Rohit Chopra, the director of the Consumer Financial Protection Bureau, reiterated last week that the Bureau is looking for “ways we can reduce the stress of medical debt and coercive credit reporting,” during a speech to revenue cycle managers at an industry conference. Chopra called on those in the audience to share any “concerning patterns” that they identify with respect to billing and debt collection practices and any credit-based repayment programs that they offer.
Using data from consumer complaints filed with the CFPB, Chopra said the “significant concerns about the accuracy of medical bills being collected has debts” have been raised and that “debt collectors contact consumers over bills that have already been paid or resolved.” By reporting those debts to the credit reporting agencies, consumers are being coerced into paying them, or face the prospect of having their “credit ruined,” Chopra said.

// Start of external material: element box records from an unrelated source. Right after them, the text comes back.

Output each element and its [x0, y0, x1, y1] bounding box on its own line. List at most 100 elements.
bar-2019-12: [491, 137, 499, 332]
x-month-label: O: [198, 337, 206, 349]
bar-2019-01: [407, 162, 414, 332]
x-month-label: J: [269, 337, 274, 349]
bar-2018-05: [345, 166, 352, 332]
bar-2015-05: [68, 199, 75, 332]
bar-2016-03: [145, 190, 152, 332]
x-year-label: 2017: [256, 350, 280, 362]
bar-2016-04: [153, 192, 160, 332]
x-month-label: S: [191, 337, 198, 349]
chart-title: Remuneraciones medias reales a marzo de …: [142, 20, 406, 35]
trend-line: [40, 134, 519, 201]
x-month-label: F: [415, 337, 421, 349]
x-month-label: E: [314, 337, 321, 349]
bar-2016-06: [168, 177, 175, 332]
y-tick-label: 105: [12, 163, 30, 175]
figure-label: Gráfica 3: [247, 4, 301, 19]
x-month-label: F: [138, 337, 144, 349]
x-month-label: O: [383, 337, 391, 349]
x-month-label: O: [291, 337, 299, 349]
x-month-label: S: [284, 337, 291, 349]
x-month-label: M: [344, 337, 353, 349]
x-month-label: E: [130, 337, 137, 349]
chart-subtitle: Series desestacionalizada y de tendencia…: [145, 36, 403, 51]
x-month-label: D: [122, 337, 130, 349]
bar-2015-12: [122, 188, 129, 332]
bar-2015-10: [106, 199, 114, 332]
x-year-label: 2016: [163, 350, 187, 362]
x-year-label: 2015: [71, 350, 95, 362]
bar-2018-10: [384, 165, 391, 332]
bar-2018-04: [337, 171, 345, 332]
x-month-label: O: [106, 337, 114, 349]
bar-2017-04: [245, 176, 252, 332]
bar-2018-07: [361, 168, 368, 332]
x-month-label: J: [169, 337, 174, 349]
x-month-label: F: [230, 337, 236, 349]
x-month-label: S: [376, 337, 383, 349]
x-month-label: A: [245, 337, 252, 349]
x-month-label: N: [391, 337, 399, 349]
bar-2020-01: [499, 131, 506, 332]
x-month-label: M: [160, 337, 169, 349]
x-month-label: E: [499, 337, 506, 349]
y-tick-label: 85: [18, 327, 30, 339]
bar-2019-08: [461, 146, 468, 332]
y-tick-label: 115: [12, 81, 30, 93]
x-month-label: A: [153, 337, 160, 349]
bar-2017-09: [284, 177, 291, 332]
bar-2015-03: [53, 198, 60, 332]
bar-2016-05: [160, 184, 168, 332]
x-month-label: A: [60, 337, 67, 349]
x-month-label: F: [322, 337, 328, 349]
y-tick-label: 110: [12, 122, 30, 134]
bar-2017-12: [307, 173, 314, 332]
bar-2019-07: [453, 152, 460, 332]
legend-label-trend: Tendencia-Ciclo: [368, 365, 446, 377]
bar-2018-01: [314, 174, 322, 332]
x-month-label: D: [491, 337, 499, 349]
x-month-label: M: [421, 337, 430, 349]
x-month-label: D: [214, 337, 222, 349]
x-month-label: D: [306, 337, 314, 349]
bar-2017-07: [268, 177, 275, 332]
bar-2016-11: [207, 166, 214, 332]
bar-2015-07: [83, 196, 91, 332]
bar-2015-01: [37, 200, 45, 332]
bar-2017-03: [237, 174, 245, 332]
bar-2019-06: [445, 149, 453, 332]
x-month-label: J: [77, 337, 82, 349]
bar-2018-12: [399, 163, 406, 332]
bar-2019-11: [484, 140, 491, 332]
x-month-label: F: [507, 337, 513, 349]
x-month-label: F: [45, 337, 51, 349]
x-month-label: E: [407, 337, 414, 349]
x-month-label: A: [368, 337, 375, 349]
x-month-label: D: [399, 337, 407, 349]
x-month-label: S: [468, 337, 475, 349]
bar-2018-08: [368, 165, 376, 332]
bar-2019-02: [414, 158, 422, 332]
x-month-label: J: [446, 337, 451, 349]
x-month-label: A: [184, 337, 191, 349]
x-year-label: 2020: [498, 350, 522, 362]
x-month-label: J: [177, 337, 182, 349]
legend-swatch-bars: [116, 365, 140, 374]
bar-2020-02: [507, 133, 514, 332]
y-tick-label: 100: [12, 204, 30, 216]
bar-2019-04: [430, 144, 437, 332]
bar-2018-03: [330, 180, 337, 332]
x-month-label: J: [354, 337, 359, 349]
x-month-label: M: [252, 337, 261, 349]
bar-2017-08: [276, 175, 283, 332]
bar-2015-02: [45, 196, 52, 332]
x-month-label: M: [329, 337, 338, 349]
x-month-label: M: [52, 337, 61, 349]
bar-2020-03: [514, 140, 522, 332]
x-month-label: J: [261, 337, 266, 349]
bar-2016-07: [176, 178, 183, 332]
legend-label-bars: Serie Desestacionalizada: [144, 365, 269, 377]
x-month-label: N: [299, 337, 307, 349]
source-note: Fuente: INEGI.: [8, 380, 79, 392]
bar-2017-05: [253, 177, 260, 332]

Chopra’s speech was made on the same day the CFPB released a report about medical credit cards, expressing concern that healthcare facilities were steering consumers toward the product, when they may be eligible for financial assistance or charity care.
Looking at the decision by the credit reporting agencies to remove medical debts under $500 from consumers’ credit reports, Chopra said the move was “a step in the right direction,” but that it will not “greatly reduce the overall effect of medical bills on the rate of personal bankruptcy.”
Removing medical debt from credit reports isn’t going to help consumers and it’s not going to help healthcare organizations. The root cause is the debt itself. That’s where the efforts should be focused.